Na busca por soluções, o Detran, em diferentes estados, vem promovendo esforços para digitalizar serviços e impulsionar a transformação digital da instituição. Com isso, busca otimizar o tempo do cidadão e o custo de processos. Minas Gerais, por exemplo, iniciou mapeamento dos serviços para identificar pontos mais críticos. Já no Paraná, houve investimentos em tecnologia para aprimorar serviços disponibilizados de forma online.

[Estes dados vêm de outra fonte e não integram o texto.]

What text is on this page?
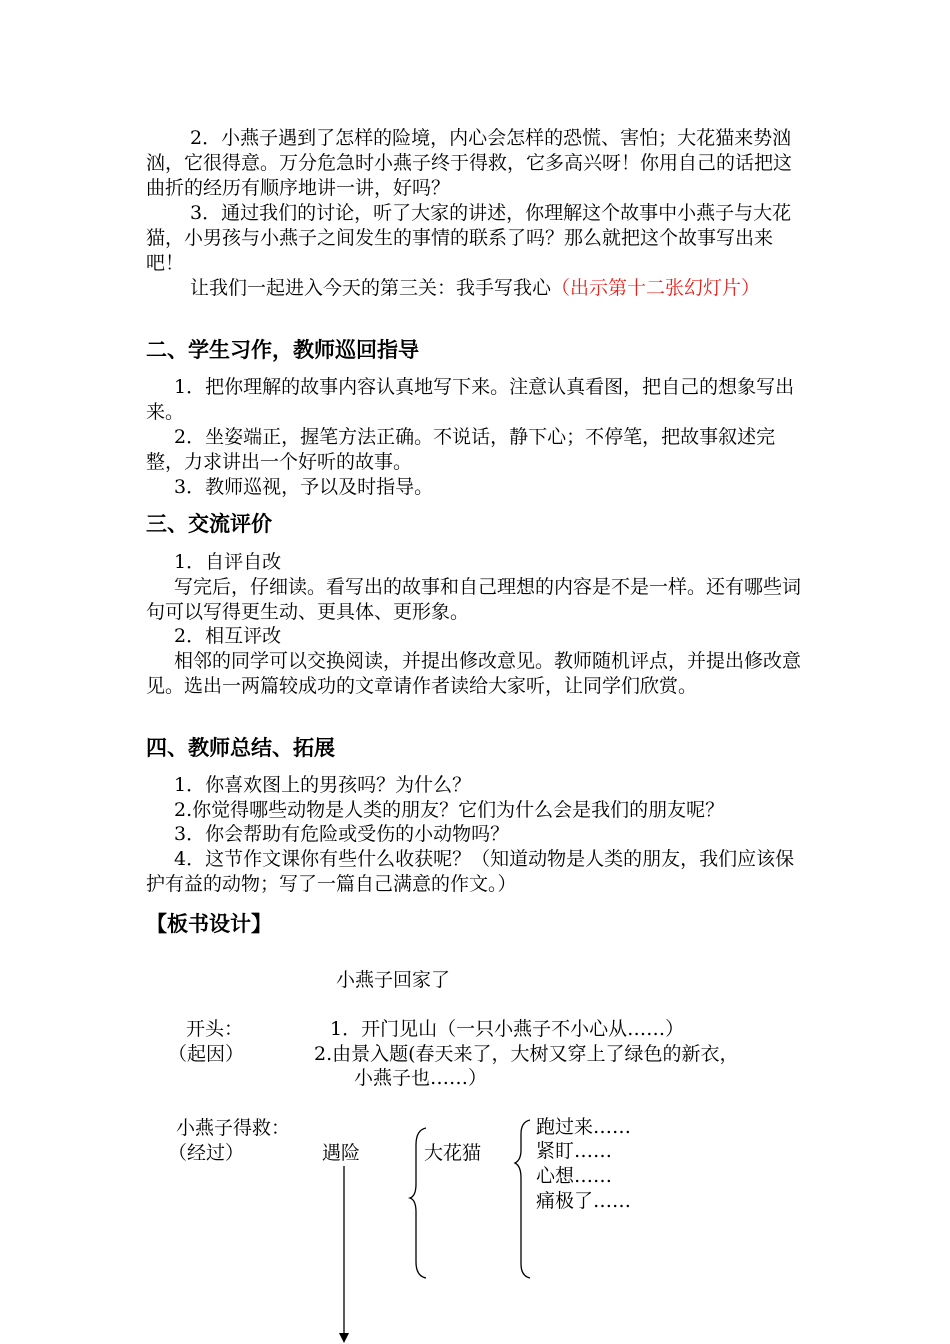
2．小燕子遇到了怎样的险境，内心会怎样的恐慌、害怕；大花猫来势汹汹，它很得意。万分危急时小燕子终于得救，它多高兴呀！你用自己的话把这曲折的经历有顺序地讲一讲，好吗？

3．通过我们的讨论，听了大家的讲述，你理解这个故事中小燕子与大花猫，小男孩与小燕子之间发生的事情的联系了吗？那么就把这个故事写出来吧！

让我们一起进入今天的第三关：我手写我心（出示第十二张幻灯片）

二、学生习作，教师巡回指导

1．把你理解的故事内容认真地写下来。注意认真看图，把自己的想象写出来。

2．坐姿端正，握笔方法正确。不说话，静下心；不停笔，把故事叙述完整，力求讲出一个好听的故事。

3．教师巡视，予以及时指导。

三、交流评价

1．自评自改

写完后，仔细读。看写出的故事和自己理想的内容是不是一样。还有哪些词句可以写得更生动、更具体、更形象。

2．相互评改

相邻的同学可以交换阅读，并提出修改意见。教师随机评点，并提出修改意见。选出一两篇较成功的文章请作者读给大家听，让同学们欣赏。

四、教师总结、拓展

1．你喜欢图上的男孩吗？为什么？

2.你觉得哪些动物是人类的朋友？它们为什么会是我们的朋友呢？

3．你会帮助有危险或受伤的小动物吗？

4．这节作文课你有些什么收获呢？（知道动物是人类的朋友，我们应该保护有益的动物；写了一篇自己满意的作文。）

【板书设计】
小燕子回家了
开头：
（起因）
1．开门见山（一只小燕子不小心从……）
2.由景入题(春天来了，大树又穿上了绿色的新衣，
小燕子也……）
小燕子得救：
（经过）	遇险	大花猫
跑过来……
紧盯……
心想……
痛极了……
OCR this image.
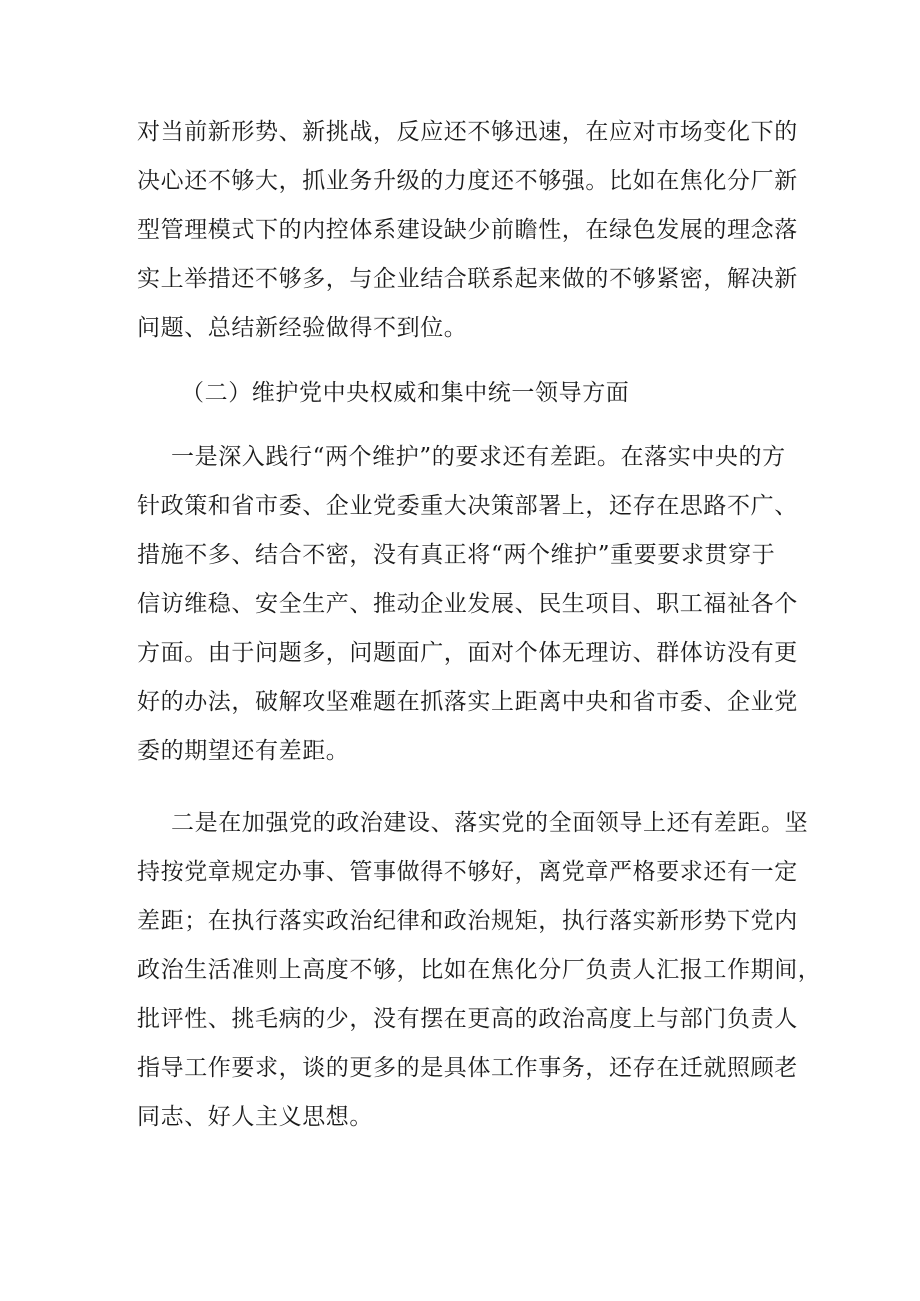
对当前新形势、新挑战，反应还不够迅速，在应对市场变化下的
决心还不够大，抓业务升级的力度还不够强。比如在焦化分厂新
型管理模式下的内控体系建设缺少前瞻性，在绿色发展的理念落
实上举措还不够多，与企业结合联系起来做的不够紧密，解决新
问题、总结新经验做得不到位。
（二）维护党中央权威和集中统一领导方面
一是深入践行“两个维护”的要求还有差距。在落实中央的方
针政策和省市委、企业党委重大决策部署上，还存在思路不广、
措施不多、结合不密，没有真正将“两个维护”重要要求贯穿于
信访维稳、安全生产、推动企业发展、民生项目、职工福祉各个
方面。由于问题多，问题面广，面对个体无理访、群体访没有更
好的办法，破解攻坚难题在抓落实上距离中央和省市委、企业党
委的期望还有差距。
二是在加强党的政治建设、落实党的全面领导上还有差距。坚
持按党章规定办事、管事做得不够好，离党章严格要求还有一定
差距；在执行落实政治纪律和政治规矩，执行落实新形势下党内
政治生活准则上高度不够，比如在焦化分厂负责人汇报工作期间，
批评性、挑毛病的少，没有摆在更高的政治高度上与部门负责人
指导工作要求，谈的更多的是具体工作事务，还存在迁就照顾老
同志、好人主义思想。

Outro gargalo é o serviço de licenciamento de veículos. Hoje, quem compra um carro precisa preencher inúmeros documentos, reconhecer firma em cartório e levá-lo para vistoria num posto do Detran, com grande dispêndio de tempo. Também são exigidas vistorias presenciais do veículo quando a tecnologia existente já permitiria que todo processo fosse feito de casa, através de celular e com segurança.

Na busca pela eficiência, é preciso olhar todo o processo. Não há meia eficiência. Ou o processo é eficiente ou não é – seja por meio do digital ou não. Por isso, trago uma reflexão adicional: será que o melhor caminho para de fato melhorar a experiência do usuário no Detran é digitalizar serviços? Acredito que a resposta é não para alguns desses serviços. Na verdade, creio que os mais sensíveis para o cidadão deveriam deixar de existir da forma como são hoje. Digitalizá-lo significa perpetuar algo que nem deveria existir mais.

O estado de São Paulo apreendeu cerca de 195 mil veículos irregulares no ano passado. Ele administra contratos de pátios de apreensão, guinchos, regularização de documentos e processos que envolvem R$ 500 milhões por ano e uma estrutura enorme de pessoas e recursos. Dentro dessa realidade, algumas soluções poderiam tornar a atual estrutura da cadeia de apreensão de veículos do Detran, de ponta a ponta, algo desnecessário.

Portanto, a questão maior para o setor público é a revisão de seus modelos de negócio e não apenas a cadeia de processos. A eficácia máxima está no repensar o que de fato precisa ser feito, como e por quem — o que traria modelos disruptivos e a integração da cadeia do setor público com as do setor privado. Os ganhos para a administração pública em termos de gastos, estrutura, º simplificação e transparência seriam gigantescos.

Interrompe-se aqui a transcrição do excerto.